If you have ever needed gas in your car and looked around your house for something to sell on Craigslist....
                                        you might be broke!

If your strongest investment is the $1.00 you spend on a Powerball ticket each week...
                                        you might be broke!

If you've ever been tempted to cash in your child's Savings Bonds, fifteen years early...
                                        you might be broke!

If you use hospital stays as an opportunity to stock up on bandages, thermometers, and baby wipes...
                                        you might be broke!

If you can make an entire meal out of four slices of bread, and a little bit of butter...
                                        you might be broke!

If an appliance in your home breaks, and you head out to a yard sale with $1.50 in your pocket and a heart full of hope...
                                        you might be broke!

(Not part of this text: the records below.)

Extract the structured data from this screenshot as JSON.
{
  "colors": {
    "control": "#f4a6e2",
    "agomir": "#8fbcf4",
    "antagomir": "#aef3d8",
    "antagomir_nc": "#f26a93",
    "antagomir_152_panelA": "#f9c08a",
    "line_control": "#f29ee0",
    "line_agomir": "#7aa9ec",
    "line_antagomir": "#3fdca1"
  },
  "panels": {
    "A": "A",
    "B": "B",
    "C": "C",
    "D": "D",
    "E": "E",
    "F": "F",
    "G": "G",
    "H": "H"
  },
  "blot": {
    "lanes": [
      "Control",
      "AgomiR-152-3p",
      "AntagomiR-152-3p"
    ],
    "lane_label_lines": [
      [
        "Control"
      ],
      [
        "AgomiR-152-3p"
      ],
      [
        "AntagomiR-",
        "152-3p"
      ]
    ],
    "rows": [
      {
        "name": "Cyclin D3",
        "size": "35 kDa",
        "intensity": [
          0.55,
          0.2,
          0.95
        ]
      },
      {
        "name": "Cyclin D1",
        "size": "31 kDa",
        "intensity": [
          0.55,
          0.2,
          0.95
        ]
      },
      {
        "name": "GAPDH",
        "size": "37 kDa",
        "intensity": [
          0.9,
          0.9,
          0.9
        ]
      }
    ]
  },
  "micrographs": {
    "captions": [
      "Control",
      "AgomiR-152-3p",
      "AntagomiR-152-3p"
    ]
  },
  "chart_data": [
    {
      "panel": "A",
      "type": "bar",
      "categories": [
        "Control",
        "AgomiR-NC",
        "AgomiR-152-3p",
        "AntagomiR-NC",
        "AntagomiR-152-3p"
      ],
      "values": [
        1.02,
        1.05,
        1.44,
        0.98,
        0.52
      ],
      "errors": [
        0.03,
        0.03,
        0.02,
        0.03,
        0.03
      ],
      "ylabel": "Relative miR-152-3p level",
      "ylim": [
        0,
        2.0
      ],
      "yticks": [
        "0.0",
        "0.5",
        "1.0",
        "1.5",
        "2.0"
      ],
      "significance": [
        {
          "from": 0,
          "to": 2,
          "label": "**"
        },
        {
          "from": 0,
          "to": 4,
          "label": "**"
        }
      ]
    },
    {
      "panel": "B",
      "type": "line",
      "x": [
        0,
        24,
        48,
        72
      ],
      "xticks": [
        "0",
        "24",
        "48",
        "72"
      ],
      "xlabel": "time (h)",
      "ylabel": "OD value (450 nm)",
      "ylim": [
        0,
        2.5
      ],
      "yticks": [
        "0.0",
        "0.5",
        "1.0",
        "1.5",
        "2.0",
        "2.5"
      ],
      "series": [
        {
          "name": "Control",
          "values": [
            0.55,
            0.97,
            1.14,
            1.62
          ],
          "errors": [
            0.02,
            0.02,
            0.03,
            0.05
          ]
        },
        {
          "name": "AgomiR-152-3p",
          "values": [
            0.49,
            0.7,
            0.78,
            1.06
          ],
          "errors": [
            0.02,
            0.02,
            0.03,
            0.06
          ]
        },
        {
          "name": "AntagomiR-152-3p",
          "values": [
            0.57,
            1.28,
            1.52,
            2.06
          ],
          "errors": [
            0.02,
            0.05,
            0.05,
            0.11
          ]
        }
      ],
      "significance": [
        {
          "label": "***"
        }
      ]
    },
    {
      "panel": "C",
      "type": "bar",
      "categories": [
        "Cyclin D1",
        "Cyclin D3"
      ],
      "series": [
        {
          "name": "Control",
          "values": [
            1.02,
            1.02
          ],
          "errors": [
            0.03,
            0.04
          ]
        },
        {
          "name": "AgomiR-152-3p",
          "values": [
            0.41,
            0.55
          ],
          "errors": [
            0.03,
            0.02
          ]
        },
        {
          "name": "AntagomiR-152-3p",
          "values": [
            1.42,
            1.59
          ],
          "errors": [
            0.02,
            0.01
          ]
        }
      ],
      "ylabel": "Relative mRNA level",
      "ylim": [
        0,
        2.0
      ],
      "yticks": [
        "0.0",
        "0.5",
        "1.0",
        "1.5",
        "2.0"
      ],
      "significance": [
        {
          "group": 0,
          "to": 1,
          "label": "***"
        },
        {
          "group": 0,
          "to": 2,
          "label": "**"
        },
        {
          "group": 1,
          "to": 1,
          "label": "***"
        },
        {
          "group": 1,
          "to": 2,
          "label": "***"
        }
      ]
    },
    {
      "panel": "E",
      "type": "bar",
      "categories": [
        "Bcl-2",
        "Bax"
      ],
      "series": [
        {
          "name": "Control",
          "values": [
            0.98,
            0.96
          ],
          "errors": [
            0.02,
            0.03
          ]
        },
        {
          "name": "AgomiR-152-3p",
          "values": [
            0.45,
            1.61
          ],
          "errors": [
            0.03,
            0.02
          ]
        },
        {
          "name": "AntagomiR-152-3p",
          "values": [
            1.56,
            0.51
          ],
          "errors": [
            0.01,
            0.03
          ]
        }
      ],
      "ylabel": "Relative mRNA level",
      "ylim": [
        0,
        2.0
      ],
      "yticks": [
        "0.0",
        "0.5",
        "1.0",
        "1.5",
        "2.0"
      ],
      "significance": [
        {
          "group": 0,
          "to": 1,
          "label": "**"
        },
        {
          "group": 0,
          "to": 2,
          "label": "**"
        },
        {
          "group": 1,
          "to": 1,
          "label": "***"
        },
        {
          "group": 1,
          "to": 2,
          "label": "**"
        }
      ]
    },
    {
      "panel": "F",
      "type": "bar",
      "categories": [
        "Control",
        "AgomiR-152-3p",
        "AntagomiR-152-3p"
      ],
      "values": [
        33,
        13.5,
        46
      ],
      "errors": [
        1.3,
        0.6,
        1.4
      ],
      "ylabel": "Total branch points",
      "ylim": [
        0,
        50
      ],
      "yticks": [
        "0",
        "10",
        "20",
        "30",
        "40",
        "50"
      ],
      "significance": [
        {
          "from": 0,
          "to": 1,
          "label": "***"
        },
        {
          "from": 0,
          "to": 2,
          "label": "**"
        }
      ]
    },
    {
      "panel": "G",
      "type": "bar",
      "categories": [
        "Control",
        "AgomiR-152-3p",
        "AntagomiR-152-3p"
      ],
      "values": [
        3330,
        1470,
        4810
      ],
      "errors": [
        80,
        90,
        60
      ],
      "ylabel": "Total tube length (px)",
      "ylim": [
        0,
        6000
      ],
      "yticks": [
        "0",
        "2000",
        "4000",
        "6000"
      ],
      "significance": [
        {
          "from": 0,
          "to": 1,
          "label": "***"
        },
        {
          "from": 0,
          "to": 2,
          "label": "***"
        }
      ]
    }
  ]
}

Most of you who read my blog probably have money and find no amusement in this whatsoever.  But believe me when I tell you that while each one of these statements are true, I giggled as I wrote each one.  And I am sure that those of you who know what it's like to struggle will laugh as hard as I did.  Poor people are happy people, because we appreciate the little things and are proud of what we have.  Don't feel sorry for us.  We live with the hope that things will get better.  We know how to fend for ourselves and we know what to do to take care of our children.  We do what we have to, to survive.  And one thing I can tell you, it certainly makes life interesting.